Other researchers could immediately build on the mechanistic details without having to waste time and resources figuring them out themselves.2 86 Thus, this proposal is consistent with the stated policy goals of the patent system and could bridge the disconnect between patent law and scientific norms. The scientific community evaluates the quality of research, experimental results, and accompanying interpretation through a legitimization process known as peer review. explains that, in light of the strong norm in science that "scientific knowledge is ultimately a common resource" in the public domain, "the assertion of property rights over inventions is often viewed as immoral.").

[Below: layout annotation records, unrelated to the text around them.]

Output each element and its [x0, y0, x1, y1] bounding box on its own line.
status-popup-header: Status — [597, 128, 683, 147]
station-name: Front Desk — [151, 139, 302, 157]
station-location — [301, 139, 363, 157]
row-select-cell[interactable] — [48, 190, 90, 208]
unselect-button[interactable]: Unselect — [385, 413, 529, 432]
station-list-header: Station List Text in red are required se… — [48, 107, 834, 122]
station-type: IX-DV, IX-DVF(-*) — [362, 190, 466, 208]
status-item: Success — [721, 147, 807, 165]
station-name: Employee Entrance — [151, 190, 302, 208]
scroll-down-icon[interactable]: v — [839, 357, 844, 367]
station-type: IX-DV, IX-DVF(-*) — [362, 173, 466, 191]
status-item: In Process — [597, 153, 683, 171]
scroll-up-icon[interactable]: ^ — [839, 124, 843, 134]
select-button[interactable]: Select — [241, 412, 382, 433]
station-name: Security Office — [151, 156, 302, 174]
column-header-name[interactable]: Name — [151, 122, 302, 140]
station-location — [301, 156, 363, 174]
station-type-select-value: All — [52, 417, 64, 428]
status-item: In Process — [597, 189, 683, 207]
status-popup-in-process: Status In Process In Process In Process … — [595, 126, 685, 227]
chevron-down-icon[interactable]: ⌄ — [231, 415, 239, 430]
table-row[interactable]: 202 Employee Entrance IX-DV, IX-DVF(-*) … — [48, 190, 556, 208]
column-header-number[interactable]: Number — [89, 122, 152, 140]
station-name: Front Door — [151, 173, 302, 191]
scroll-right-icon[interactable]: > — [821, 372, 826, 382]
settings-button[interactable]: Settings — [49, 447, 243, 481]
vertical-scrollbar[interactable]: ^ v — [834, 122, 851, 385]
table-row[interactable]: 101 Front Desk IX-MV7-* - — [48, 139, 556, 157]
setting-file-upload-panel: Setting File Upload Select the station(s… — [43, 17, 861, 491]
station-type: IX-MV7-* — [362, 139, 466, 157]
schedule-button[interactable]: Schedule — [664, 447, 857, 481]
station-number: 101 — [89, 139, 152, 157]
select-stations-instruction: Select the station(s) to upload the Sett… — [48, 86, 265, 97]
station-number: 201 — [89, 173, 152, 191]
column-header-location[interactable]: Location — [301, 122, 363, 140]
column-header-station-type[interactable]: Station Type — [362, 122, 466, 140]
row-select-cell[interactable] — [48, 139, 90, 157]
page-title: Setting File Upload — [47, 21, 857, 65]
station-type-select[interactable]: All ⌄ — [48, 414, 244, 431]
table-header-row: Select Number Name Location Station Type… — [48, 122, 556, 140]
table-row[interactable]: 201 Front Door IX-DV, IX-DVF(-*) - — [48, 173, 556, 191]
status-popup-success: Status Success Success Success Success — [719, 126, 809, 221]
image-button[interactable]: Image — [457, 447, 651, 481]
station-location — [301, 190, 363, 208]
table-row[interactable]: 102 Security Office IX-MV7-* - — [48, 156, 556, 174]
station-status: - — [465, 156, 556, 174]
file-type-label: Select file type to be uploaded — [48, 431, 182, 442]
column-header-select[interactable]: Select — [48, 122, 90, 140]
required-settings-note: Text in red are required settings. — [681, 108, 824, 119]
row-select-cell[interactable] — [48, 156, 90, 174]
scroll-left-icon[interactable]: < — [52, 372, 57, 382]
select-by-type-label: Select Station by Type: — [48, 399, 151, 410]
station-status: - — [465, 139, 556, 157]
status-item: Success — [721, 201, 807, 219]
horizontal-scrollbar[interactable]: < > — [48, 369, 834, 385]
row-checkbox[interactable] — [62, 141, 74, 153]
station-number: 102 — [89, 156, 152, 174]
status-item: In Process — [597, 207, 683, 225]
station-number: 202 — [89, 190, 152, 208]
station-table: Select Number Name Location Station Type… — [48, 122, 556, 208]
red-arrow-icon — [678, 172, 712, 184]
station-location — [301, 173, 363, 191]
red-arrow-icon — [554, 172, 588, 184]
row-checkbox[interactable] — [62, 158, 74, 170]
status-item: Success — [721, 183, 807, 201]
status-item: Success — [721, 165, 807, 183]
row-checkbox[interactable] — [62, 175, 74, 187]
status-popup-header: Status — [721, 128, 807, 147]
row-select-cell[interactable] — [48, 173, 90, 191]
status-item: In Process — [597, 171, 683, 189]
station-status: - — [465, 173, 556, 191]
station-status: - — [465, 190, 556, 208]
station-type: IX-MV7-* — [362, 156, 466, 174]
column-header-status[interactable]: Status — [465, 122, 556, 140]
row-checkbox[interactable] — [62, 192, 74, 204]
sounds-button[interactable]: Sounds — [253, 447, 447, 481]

See Devlin, supra note 66, at 403 (explaining how the information disclosed in many patent documents is insufficient); Sherkow, supra note 121, at I]t seems clear that patents, especially for complex or statistically bound inventions, routinely disclose information that does not qualify for scientific publication); Mark A.

Reducing the Information Deficit

The inventor is generally a person of extraordinary skill315 who knows more about the invention and technical field than the examiner.3 1 6 Sometimes this leads to the inventor being strategic and not sharing more information than is absolutely necessary to the not meet patentability criteria.3 17 Such behavior compromises patent (examination) quality.318. Elucidation mechanism requires time and effort, which further places the invention on the R&D path generating knowledge along the way.3 1 9 The inclusion of mechanistic information in the patent application gives the examiner a more complete picture of the invention and the environment. Mark Lemley has argued that "the PTO issues many patents that would have been rejected if the examiner had perfect knowledge." Lemley, supra note 314, at 1500.

This not only allows the examiner to do a better job,3 20 but can also strengthen the inventor's case for patentability.

Aligning Patent Law with Scientific Norms

It opposes research efforts that are "too conservative, [and] perhaps even waste societal resources on overly safe technology that could be spent on other human endeavors or social needs."3 3 3. The broader point is that meaningful science is: difficult by its very nature.33 9 In the field of patent law, efforts to elucidate the mechanisms and information resulting from such efforts would go a long way to promoting technological progress.34 0. They tend to promote technological progress particularly well to advance because scientific principles that were apparently well understood and established are suddenly opened wide, allowing "science to advance in areas of understanding previously unimagined." ZIMAN, above note 296, at 217.

34; [U]ncertainty leads to choice, and choice favors attention, which paves the way for creativity." Becca Levy & Ellen Langer, Aging, in I ENCYCLOPEDIA OF CREATIVITY, supra note 332, at 45, 46.

Tensions

356 The Danish Patent and Trademark Office is aware of this problem and seeks to solve it.3 57 But there is another side to it. As previously discussed, critics have long argued that a major contributor to the patent quality problem is that examiners lack sufficient technical information to conduct a rigorous examination.35 Providing mechanistic activation would give the examiner a more complete picture of the invention and do much to address the information deficit. . 360 So I would argue that any additional burden required for the Patent Office to assess mechanistic activation would be small compared to the benefits that would result from it.

Discovery is often considered a key benefit of the patent system, giving the public access to knowledge that can stimulate ideas and promote technological progress.